Lda and it's applications

  • 1. LDA and it’s applications AI HACKERS
  • 2. What is LDA?  LDA stands for latent dirichlet allocation  It is basically of distribution of words in topic k (let’s say 50) with probability of topic k occurring in document d (let’s say 5000)  Mechanism - It uses special kind of distribution called Dirichlet Distribution which is nothing but multi—variate generalization of Beta distribution of probability density function
  • 3. LDA in layman terms Sentence 1: I spend the evening watching football Sentence 2: I ate nachos and guacamole. Sentence 3: I spend the evening watching football while eating nachos and guacamole. LDA might say something like: Sentence A is 100% about Topic 1 Sentence B is 100% Topic 2 Sentence C is 65% is Topic 1, 35% Topic 2 But also tells that Topic 1 is about football (50%), evening (50%), topic 2 is about nachos (50%), guacamole (50)%
  • 5. LDA is Bayesian Network of Probability Density function
  • 6. LDA history Andrew NgDavid Blei Michael I Jordan
  • 8. Packages used in python  sudo pip install nltk  sudo pip install genism  sudo pip intall stop-words
  • 9. Stop words  Stop words are commonly occurring words which doesn’t contribute to topic modelling.  the, and, or  However, sometimes, removing stop words affect topic modelling  For e.g., Thor The Ragnarok is a single topic but we use stop words mechanism, then it will be removed.
  • 10. Porter’s Stemmer algorithm  A common NLP technique to reduce topically similar words to their root. For e.g., “stemming,” “stemmer,” “stemmed,” all have similar meanings; stemming reduces those terms to “stem.”  Important for topic modeling, which would otherwise view those terms as separate entities and reduce their importance in the model.  It's a bunch of rules for reducing a word:  sses -> es  ies -> i  ational -> ate  tional -> tion  s -> ∅  when conflicts, the longest rule wins  Bad idea unless you customize it.

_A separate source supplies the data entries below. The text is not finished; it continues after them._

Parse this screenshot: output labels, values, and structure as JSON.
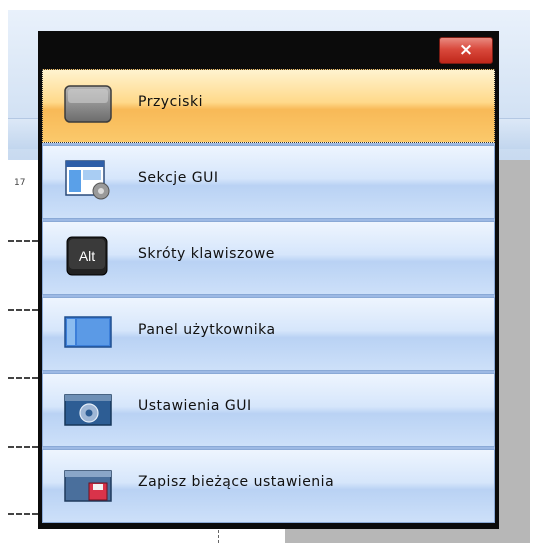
{
  "background": {
    "ruler_number": "17"
  },
  "dialog": {
    "close_label": "×",
    "items": [
      {
        "label": "Przyciski",
        "icon": "button-icon",
        "selected": true
      },
      {
        "label": "Sekcje GUI",
        "icon": "gui-sections-icon",
        "selected": false
      },
      {
        "label": "Skróty klawiszowe",
        "icon": "keyboard-alt-key-icon",
        "icon_text": "Alt",
        "selected": false
      },
      {
        "label": "Panel użytkownika",
        "icon": "user-panel-icon",
        "selected": false
      },
      {
        "label": "Ustawienia GUI",
        "icon": "gui-settings-gear-icon",
        "selected": false
      },
      {
        "label": "Zapisz bieżące ustawienia",
        "icon": "save-settings-floppy-icon",
        "selected": false
      }
    ]
  },
  "colors": {
    "selected_item": "#f8b957",
    "item_blue": "#b9d2f4",
    "close_red": "#d9493c"
  }
}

  • 11. Porter’s Stemmer algorithm -Flowchart Arabic Stemming Process Simple Stemming Process
  • 12. Lemmatization  It goes one step further than stemming.  It obtains grammatically correct words and distinguishes words by their word sense with the use of a vocabulary (e.g., type can mean write or category).  It is a much more difficult and expensive process than stemming.
  • 17. LDA 2 VEC – what really happens? https://arxiv.org/pdf/1605.02019.pdf LDA2VEC model adds in skipgrams. A word predicts another word in the same window, as in word2vec, but also has the notion of a context vector which only changes at the document level as in LDA.

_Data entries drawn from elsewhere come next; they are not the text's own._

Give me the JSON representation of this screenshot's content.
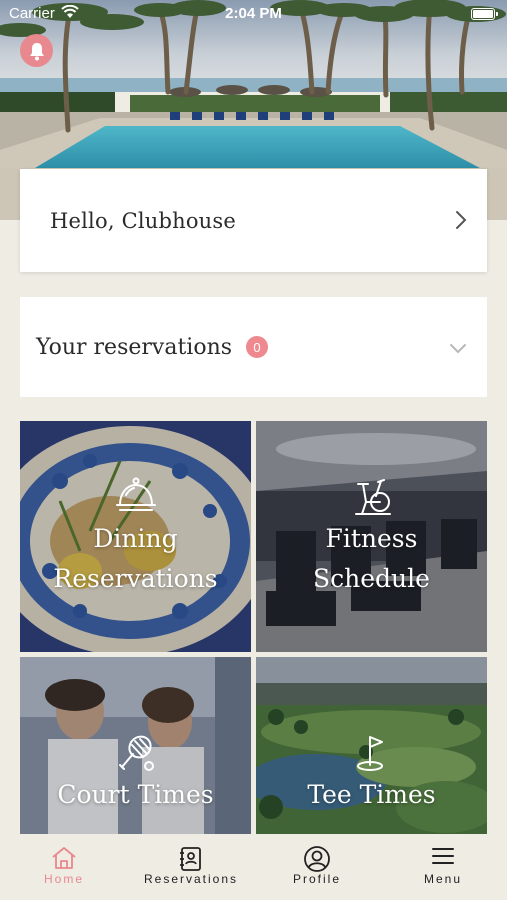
{
  "status_bar": {
    "carrier": "Carrier",
    "time": "2:04 PM",
    "wifi_icon": "wifi-icon",
    "battery_icon": "battery-icon"
  },
  "hero": {
    "image": "resort-pool-with-palm-trees",
    "notification_icon": "bell-icon"
  },
  "greeting": {
    "text": "Hello, Clubhouse",
    "icon": "chevron-right-icon"
  },
  "reservations": {
    "title": "Your reservations",
    "count": "0",
    "icon": "chevron-down-icon"
  },
  "tiles": [
    {
      "line1": "Dining",
      "line2": "Reservations",
      "icon": "cloche-icon"
    },
    {
      "line1": "Fitness",
      "line2": "Schedule",
      "icon": "exercise-bike-icon"
    },
    {
      "label": "Court Times",
      "icon": "tennis-racket-icon"
    },
    {
      "label": "Tee Times",
      "icon": "golf-flag-icon"
    }
  ],
  "tabbar": {
    "items": [
      {
        "label": "Home",
        "icon": "home-icon",
        "active": true
      },
      {
        "label": "Reservations",
        "icon": "reservations-book-icon",
        "active": false
      },
      {
        "label": "Profile",
        "icon": "profile-icon",
        "active": false
      },
      {
        "label": "Menu",
        "icon": "hamburger-menu-icon",
        "active": false
      }
    ]
  },
  "colors": {
    "accent": "#e8888f",
    "background": "#efece4",
    "card": "#ffffff",
    "text": "#2b2b2b"
  }
}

  • 18. Lda2Vec – Pytorch code  Source: https://github.com/TropComplique/lda2vec-pytorch  Go to 20newsgroups/.  Run get_windows.ipynb to prepare data.  Run python train.py for training.  Run explore_trained_model.ipynb.  To use this on your data you need to edit get_windows.ipynb. Also there are hyperparameters in 20newsgroups/train.py, utils/training.py, utils/lda2vec_loss.py.